Don’t get me wrong, I’m as flexible and spontaneous as the next (chronically ill) person. But when I have to change plans because of my illness I hate it. It doesn’t feel like a fair choice. It feels like my hand is being forced.
And that’s where I am this weekend. I have had to change our plans for the weekend because my stupid stupid body is not playing ball.
It is Mr B’s birthday on Friday and his Mum and Grandad are making the trip from Shropshire to London tomorrow for a family Sunday lunch to celebrate his birthday. The plan already revolved around me and my stupid body even though it is not my occasion. Mr B’s brother and sister both live in London too, and we were all to meet at our place and then go for Sunday lunch at our local pub. We were doing it local to us so that I didn’t have to provoke my beastly body by travelling too far. Even when it was Mr B’s sister’s birthday earlier in the year we met at our place and went to our local pub to accommodate my limited energy needs. I hate that it always has to be about me because of my ME/CFS.
And now I have been forced to change the plan; to bow out from the Sunday lunch at the pub thanks to my body’s decision to inflict flaring fatigue, heavy pain, burning achiness, dizziness and headaches of higher proportions than is my bearable ‘usual’ level. So yes, I will not be going to lunch with Mr B and his family. Instead I will be staying at home resting on the sofa.
Mr B’s Mum is so understanding and suggested we just have take away at our place to save me the effort of going out. But Mr B and I fear even that will be too much for me right now. After an hour of chatting and socialising I wilt at the best of times never mind when I am mid flare. So we have compromised with my body and everyone is going to come here for coffee before heading out for lunch. This is hopefully enough to pacify my body and quell any retaliation from ME/CFS. I will not play hostess (have well and truly given up on that by this point, my friends are well used to making their own cups of tea when they visit). I will merely sit and chat for a little bit so I get to see Mr B’s family and then I will rest.
I’m telling myself that this is better for everyone all round. Eating out with my long list of food intolerances is a little (haha, understatement of the year, massively, gigantically) tricky and requires energy enough to decipher the menu and discuss my requirements persistently with the wait staff. Nothing like spoiling a meal out with a barrage of 20 questions about traces of ingredients, checking this, checking that, all for just one roast lunch.
But I hate having to change plans. I feel bad and guilty for having messed up the plan. I feel sad that I’m missing out. But more I am annoyed. Annoyed with myself. I feel like I’ve failed at managing this illness. After 3 years I thought I’d got the hang of it. But no, still there are curve balls that throw me out of whack.
I totally underestimated the impact of the mini break away in Sussex last week.

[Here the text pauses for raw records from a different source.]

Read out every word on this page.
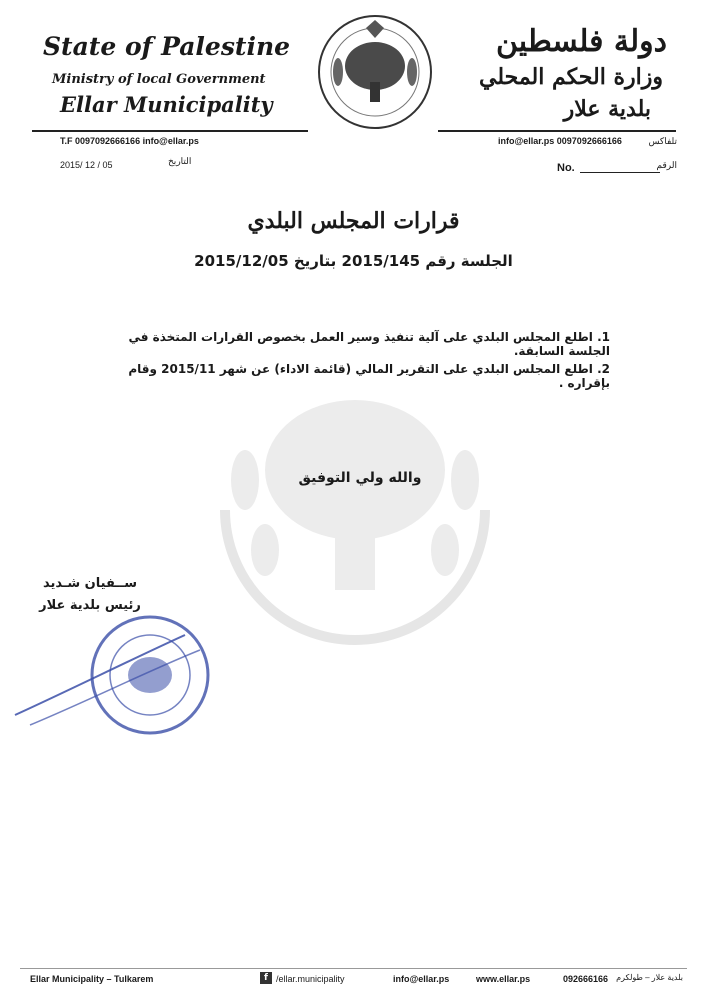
State of Palestine
Ministry of local Government
Ellar Municipality
دولة فلسطين
وزارة الحكم المحلي
بلدية علار
T.F 0097092666166 info@ellar.ps	info@ellar.ps 0097092666166	تلفاكس
2015/ 12 / 05	التاريخ
No.	الرقم
قرارات المجلس البلدي
الجلسة رقم 2015/145 بتاريخ 2015/12/05
1. اطلع المجلس البلدي على آلية تنفيذ وسير العمل بخصوص القرارات المتخذة في الجلسة السابقة.
2. اطلع المجلس البلدي على التقرير المالي (قائمة الاداء) عن شهر 2015/11 وقام بإقراره .
والله ولي التوفيق
ســفيان شـديد
رئيس بلدية علار
Ellar Municipality – Tulkarem	f /ellar.municipality	info@ellar.ps	www.ellar.ps	092666166 بلدية علار – طولكرم
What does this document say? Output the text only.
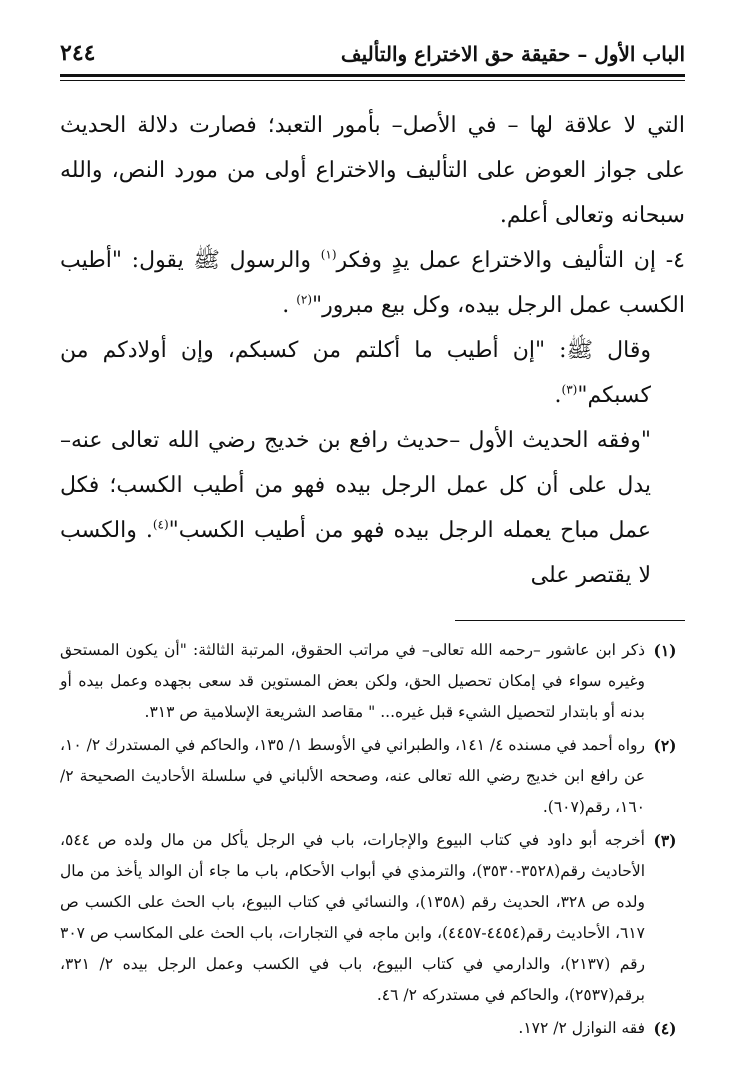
الباب الأول – حقيقة حق الاختراع والتأليف
٢٤٤

التي لا علاقة لها – في الأصل– بأمور التعبد؛ فصارت دلالة الحديث على جواز العوض على التأليف والاختراع أولى من مورد النص، والله سبحانه وتعالى أعلم.

٤- إن التأليف والاختراع عمل يدٍ وفكر$^{(١)}$ والرسول ﷺ يقول: "أطيب الكسب عمل الرجل بيده، وكل بيع مبرور"$^{(٢)}$ .

وقال ﷺ: "إن أطيب ما أكلتم من كسبكم، وإن أولادكم من كسبكم"$^{(٣)}$.

"وفقه الحديث الأول –حديث رافع بن خديج رضي الله تعالى عنه– يدل على أن كل عمل الرجل بيده فهو من أطيب الكسب؛ فكل عمل مباح يعمله الرجل بيده فهو من أطيب الكسب"$^{(٤)}$. والكسب لا يقتصر على

(١)
ذكر ابن عاشور –رحمه الله تعالى– في مراتب الحقوق، المرتبة الثالثة: "أن يكون المستحق وغيره سواء في إمكان تحصيل الحق، ولكن بعض المستوين قد سعى بجهده وعمل بيده أو بدنه أو بابتدار لتحصيل الشيء قبل غيره... " مقاصد الشريعة الإسلامية ص ٣١٣.
(٢)
رواه أحمد في مسنده ٤/ ١٤١، والطبراني في الأوسط ١/ ١٣٥، والحاكم في المستدرك ٢/ ١٠، عن رافع ابن خديج رضي الله تعالى عنه، وصححه الألباني في سلسلة الأحاديث الصحيحة ٢/ ١٦٠، رقم(٦٠٧).
(٣)
أخرجه أبو داود في كتاب البيوع والإجارات، باب في الرجل يأكل من مال ولده ص ٥٤٤، الأحاديث رقم(٣٥٢٨-٣٥٣٠)، والترمذي في أبواب الأحكام، باب ما جاء أن الوالد يأخذ من مال ولده ص ٣٢٨، الحديث رقم (١٣٥٨)، والنسائي في كتاب البيوع، باب الحث على الكسب ص ٦١٧، الأحاديث رقم(٤٤٥٤-٤٤٥٧)، وابن ماجه في التجارات، باب الحث على المكاسب ص ٣٠٧ رقم (٢١٣٧)، والدارمي في كتاب البيوع، باب في الكسب وعمل الرجل بيده ٢/ ٣٢١، برقم(٢٥٣٧)، والحاكم في مستدركه ٢/ ٤٦.
(٤)
فقه النوازل ٢/ ١٧٢.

Even though I didn’t push myself and do too much whilst there, or so I thought,; even though I stuck to my diet; even though I used my wheelchair when out and about; even though…..the list goes on. And now there is no point dwelling on it. That is a waste of energy. And as you know energy is in limited supply around here. Learn the lesson, rest lots and move on. The flu jab shenanigans at the start of this week have just compounded things. Two outings in two days was never going to end well. And on the back of last week’s trip away, I am now forced to admit, ‘what was I thinking’?!

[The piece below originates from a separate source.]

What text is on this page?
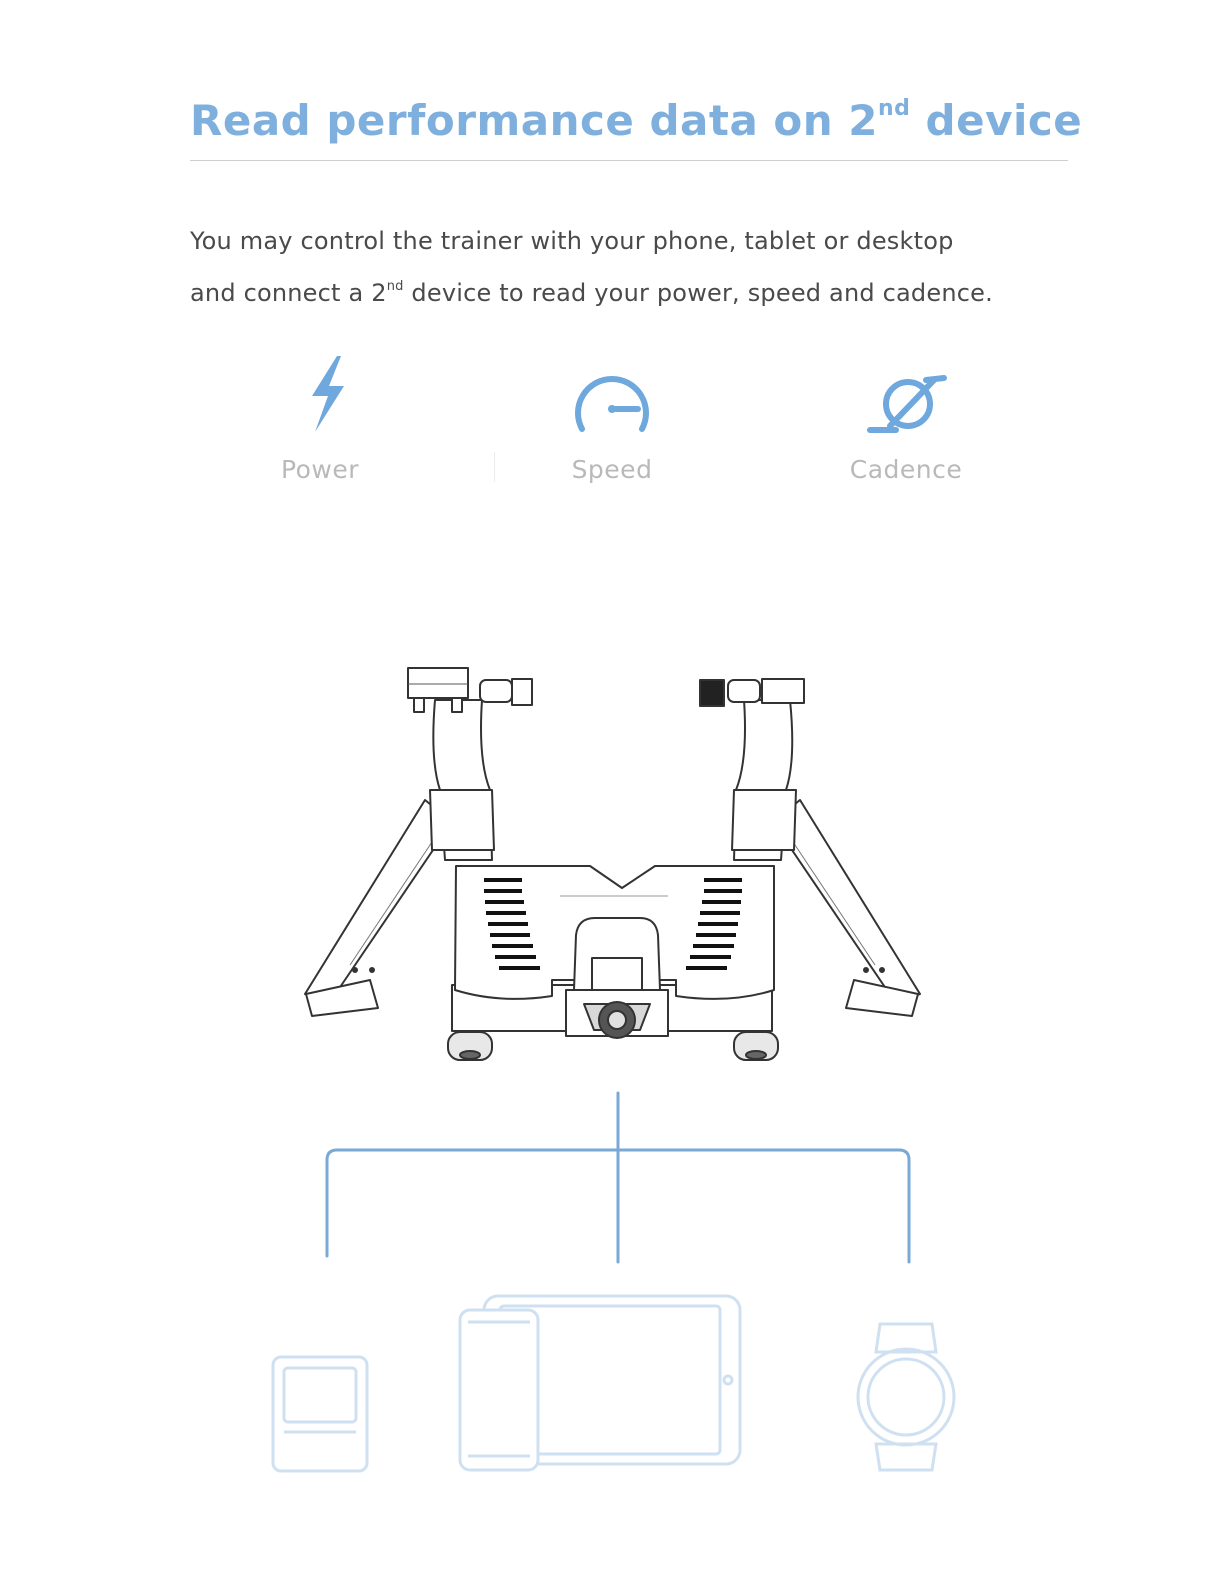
Read performance data on 2nd device

You may control the trainer with your phone, tablet or desktop
and connect a 2nd device to read your power, speed and cadence.

Power	Speed	Cadence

I naively thought, despite my consultant’s firm warnings, the flu vaccination itself wouldn’t affect my poor body. I thought if I did have any side effects from it, they would be full blown flu or nothing at all. But of course that’s silly. There are fifty shades of grey after all. And thank God, touch wood three times, throw salt over my shoulder etc, I do not have full blown flu as a result of the jab. But I do have something. The achiness and sore throat is not ‘just’ ME/CFS. But lets hope that my shade of grey does not getting any darker. And by taking it easy and not going for lunch I quell the tide.
But no point stressing or dwelling about it. I am where I am. Learn the lesson; file it way ready for next time and move on. There were reasons for getting the flu jab this week, which I won’t bore you with right now. Suffice it to say it had to be done this week.
Sometimes that’s just the way it is. I haven’t mismanaged anything. I have just tried to make the best and do the best in a precarious situation.
No point stressing about it. Learn the lesson so you avoid future repetition and rest so that in the not too distant future you are well enough to move on; to pick up the pieces and start again.
I think I need this mantra on audio loop or plastered all over the white walls of our apartment, maybe then I’ll stop and believe it.